Flambée des cours L'EFFET DOMINO
Les boulangers dans l'expectative
Dans un contexte de renchérissement des coûts de production, accentué par une flambée des prix du blé tendre sur les marchés mondiaux, les boulangers sont dans l'expectative. Ils s'attendent à une réactualisation du contrat-programme signé en 2011 avec le gouvernement pour pouvoir continuer à tenir l'une des principales promesses: la non augmentation du prix du pain. «Pour le moment, le marché est bien provisionné et les prix sont stables. Cette situation cependant, risque de ne pas pouvoir se prolonger dans le futur, à cause de la hausse continue des prix du blé tendre sur le marché mondial», a tenu à préciser Lahoussine Azaz, président de la Fédération nationale de la boulangerie et pâtisserie du Maroc, qui craint une dégradation du niveau des stocks de blé dans les semaines qui viennent. Il faut savoir que le prix du pain est libre. Il dépend en fait des fluctuations des cours mondiaux du blé tendre que l'Etat marocain tente de lisser, en interne, en usant de la solution de la subvention, qui pèse sur la Caisse de compensation. Cette année encore, il semblerait, qu'à partir du mois d'octobre prochain, le gouvernement devrait mettre la main à la poche pour faire face à l'insuffisance des stocks de la récolte nationale.
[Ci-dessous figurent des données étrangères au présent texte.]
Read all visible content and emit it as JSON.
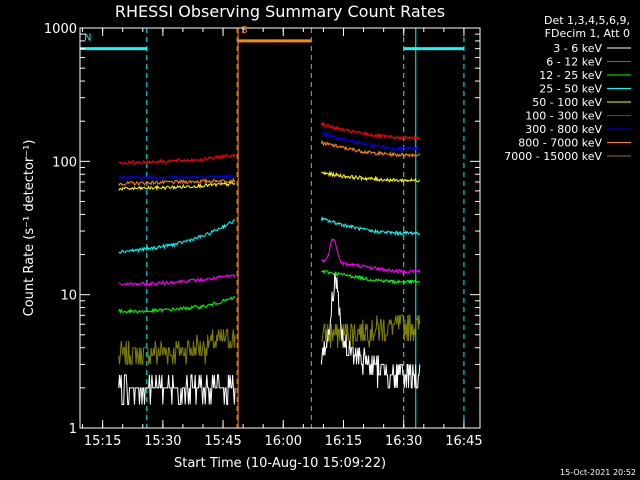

Les viandes rouges subissent
Certains secteurs sont plus sensibles que d'autres. En ce qui concerne l'impact de la flambée des cours des céréales, la production des viandes rouges est loin d'être insensible. «En ce qui nous concerne, il y a un réel risque à ce que certains producteurs de viandes rouges arrêtent l'activité. La majorité des producteurs sont des petits producteurs qui subissent déjà des marges très limitées. Les grands producteurs ont encore de la marge avant d'être touchés», s'inquiète Hammou Ouhelli, président de la Fédération interprofessionnelle des viandes rouges (FIVIAR). Depuis le début de l'année, le secteur subit déjà les conséquences des nombreux aléas climatiques qui ont nui à la production nationale des céréales. «Cette flambée des prix tombe vraiment mal pour nous. Nous allons entamer la période de soudure, c'est-à-dire que les animaux à engraisser vont arrêter de pâturer pour justement commencer à se nourrir à partir d'aliments achetés, donc d'aliments de bétail», explique Ouhelli. Or, les prix de la plupart de ces produits, notamment le maïs, ont déjà augmenté de 30% depuis 1 mois. De la même façon, le secteur est fortement impacté par le fait que le troupeau mère, qui produit les animaux à engraisser, va bientôt devoir être nourri par l'aliment de bétail car cette année, les stocks de paille et de fourrage sont très faibles. Pour les éleveurs, il serait difficile d'impacter cette hausse sur les prix à la consommation, compte tenu du pouvoir d'achat limité des Marocains. À quelques semaines de l'Aïd, prévu vers la fin octobre prochain, la situation est de plus en plus tendue. «Si le gouvernement réagit et allège les taxations, les choses resteront inchangées. Néanmoins, c'est une décision que le gouvernement doit prendre rapidement. D'ici octobre, l'Etat doit intervenir. Sinon, il faudra effectivement s'attendre à des prix plus chers», conclut Ouhalli. En attendant, les producteurs de viandes rouges peuvent compter sur l'éventuelle augmentation de l'importation d'orge qui pourrait limiter la consommation de maïs non subventionné, rappelons-le.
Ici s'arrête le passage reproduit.